Ничего не ответил Бурцев, записав в очередной раз мою формулу отказа: "пока не будут предъявлены доказательства клеветы в изъятых у меня материалах". Но я был радостно возбуждён: впервые почувствовал, что не только я, но и Бурцев зависит от меня.

Наступило 4 июня, среда. Снова вызов. Но, проведя через холл со следовательскими кабинетами, меня завели в просторный солнечный кабинет, где за столом буквой "Т" с мягкими креслами сидел улыбающийся Бурцев: "Нет, нет, ничего особенного, просто у них этот кабинет оказался свободным". Снова отмечаю про себя бурцевское "у них" про тюремную администрацию, сопоставляю с поразившим меня ещё раньше: "Мы от них во всём зависим" – (в поведении подследственных, что ли?). Но тут Бурцев подсовывает мне бумаги: "Сначала почитайте". И смотрит очень довольно. Оказалось – отзыв специалистов Института экономики АН СССР на восемь сборников "В защиту экономических свобод". 32 машинописные страницы прочёл я быстро, с напряжением и интересом. Первый официальный отзыв на мои сборники. Но вместе с тем и первые аргументированные "доказательства" моей "клеветы" и преступности. С одной стороны льстило, что мои сборники изучались подробно и серьёзно, а с другой удивляла бессодержательность аргументов, неубедительность критики. Ей-богу, в нашей дискуссии меня критиковали гораздо глубже.

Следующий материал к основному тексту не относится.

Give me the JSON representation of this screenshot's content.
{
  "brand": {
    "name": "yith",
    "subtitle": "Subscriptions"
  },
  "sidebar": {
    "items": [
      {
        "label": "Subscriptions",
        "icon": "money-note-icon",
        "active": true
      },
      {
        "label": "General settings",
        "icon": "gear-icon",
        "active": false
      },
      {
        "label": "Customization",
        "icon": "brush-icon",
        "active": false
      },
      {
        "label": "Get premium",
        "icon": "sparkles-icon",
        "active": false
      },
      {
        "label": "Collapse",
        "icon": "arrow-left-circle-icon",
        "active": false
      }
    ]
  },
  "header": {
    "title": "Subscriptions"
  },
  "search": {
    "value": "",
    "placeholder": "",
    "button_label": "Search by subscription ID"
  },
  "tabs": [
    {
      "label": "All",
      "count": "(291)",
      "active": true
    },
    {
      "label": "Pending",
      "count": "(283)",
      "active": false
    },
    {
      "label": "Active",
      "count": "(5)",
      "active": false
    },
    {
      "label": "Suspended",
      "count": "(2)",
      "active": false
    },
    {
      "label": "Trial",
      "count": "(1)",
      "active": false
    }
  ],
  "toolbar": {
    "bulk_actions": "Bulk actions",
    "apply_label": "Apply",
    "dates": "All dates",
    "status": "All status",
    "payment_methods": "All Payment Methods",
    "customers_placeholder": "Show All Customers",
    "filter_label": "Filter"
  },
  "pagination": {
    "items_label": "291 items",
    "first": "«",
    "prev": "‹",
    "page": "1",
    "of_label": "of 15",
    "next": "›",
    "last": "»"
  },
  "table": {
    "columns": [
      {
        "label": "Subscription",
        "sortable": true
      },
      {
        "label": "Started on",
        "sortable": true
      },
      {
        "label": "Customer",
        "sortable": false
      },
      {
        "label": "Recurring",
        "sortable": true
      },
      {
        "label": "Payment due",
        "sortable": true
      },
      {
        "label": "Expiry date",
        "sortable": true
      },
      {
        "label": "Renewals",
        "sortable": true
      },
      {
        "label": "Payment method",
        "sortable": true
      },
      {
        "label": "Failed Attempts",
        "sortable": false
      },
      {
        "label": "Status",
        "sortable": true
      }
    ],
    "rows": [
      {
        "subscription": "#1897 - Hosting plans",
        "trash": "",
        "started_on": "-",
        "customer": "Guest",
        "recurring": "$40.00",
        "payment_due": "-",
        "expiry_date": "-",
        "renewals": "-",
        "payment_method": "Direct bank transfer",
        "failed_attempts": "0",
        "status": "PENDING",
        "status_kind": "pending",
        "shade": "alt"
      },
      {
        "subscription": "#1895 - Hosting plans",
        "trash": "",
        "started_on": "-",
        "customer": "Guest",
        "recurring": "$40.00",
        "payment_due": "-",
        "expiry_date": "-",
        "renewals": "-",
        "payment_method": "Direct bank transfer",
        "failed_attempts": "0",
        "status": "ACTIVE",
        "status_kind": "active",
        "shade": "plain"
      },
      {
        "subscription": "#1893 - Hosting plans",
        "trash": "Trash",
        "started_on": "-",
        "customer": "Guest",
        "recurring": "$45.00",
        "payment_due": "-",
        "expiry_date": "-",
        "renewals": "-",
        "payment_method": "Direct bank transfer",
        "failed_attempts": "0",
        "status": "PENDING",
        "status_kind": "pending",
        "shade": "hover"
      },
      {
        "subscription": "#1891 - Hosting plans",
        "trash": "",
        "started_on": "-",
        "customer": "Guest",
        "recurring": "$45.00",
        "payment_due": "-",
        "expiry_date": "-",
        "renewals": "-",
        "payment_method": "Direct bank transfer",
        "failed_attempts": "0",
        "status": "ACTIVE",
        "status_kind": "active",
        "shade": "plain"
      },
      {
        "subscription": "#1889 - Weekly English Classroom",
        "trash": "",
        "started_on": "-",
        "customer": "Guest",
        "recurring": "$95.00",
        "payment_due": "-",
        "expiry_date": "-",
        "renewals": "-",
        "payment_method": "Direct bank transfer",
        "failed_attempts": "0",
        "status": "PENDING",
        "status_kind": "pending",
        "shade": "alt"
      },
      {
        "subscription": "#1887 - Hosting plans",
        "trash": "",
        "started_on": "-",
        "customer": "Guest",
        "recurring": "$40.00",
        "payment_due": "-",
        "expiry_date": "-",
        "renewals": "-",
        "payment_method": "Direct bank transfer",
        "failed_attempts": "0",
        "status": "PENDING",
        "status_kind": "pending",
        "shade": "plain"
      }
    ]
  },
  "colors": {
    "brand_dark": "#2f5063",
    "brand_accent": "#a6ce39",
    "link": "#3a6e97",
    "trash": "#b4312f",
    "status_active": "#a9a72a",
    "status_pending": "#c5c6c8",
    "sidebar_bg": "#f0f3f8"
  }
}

Зато выводы этого отзыва были и неприятней, и опасней: они прямо обвиняли составителей сборников К. Буржуадемова и В.Грина в "антисоветской пропаганде и клевете на строй" с "целью дискредитации на международной арене", т.е. в преступлении по ст.70 УК, прямо требовали 12 лет моей жизни.

Пока я читал, Бурцев несколько раз выходил из кабинета, а теперь смотрит выжидающе: "Как, мол?"

-Прямо ужас какой-то, - улыбаюсь я в ответ, - а подробнее изучить этот документ я смогу?
-Да, конечно, конечно! Но потом. А сейчас прочтите письмо от жены. Я тут с ней встречался...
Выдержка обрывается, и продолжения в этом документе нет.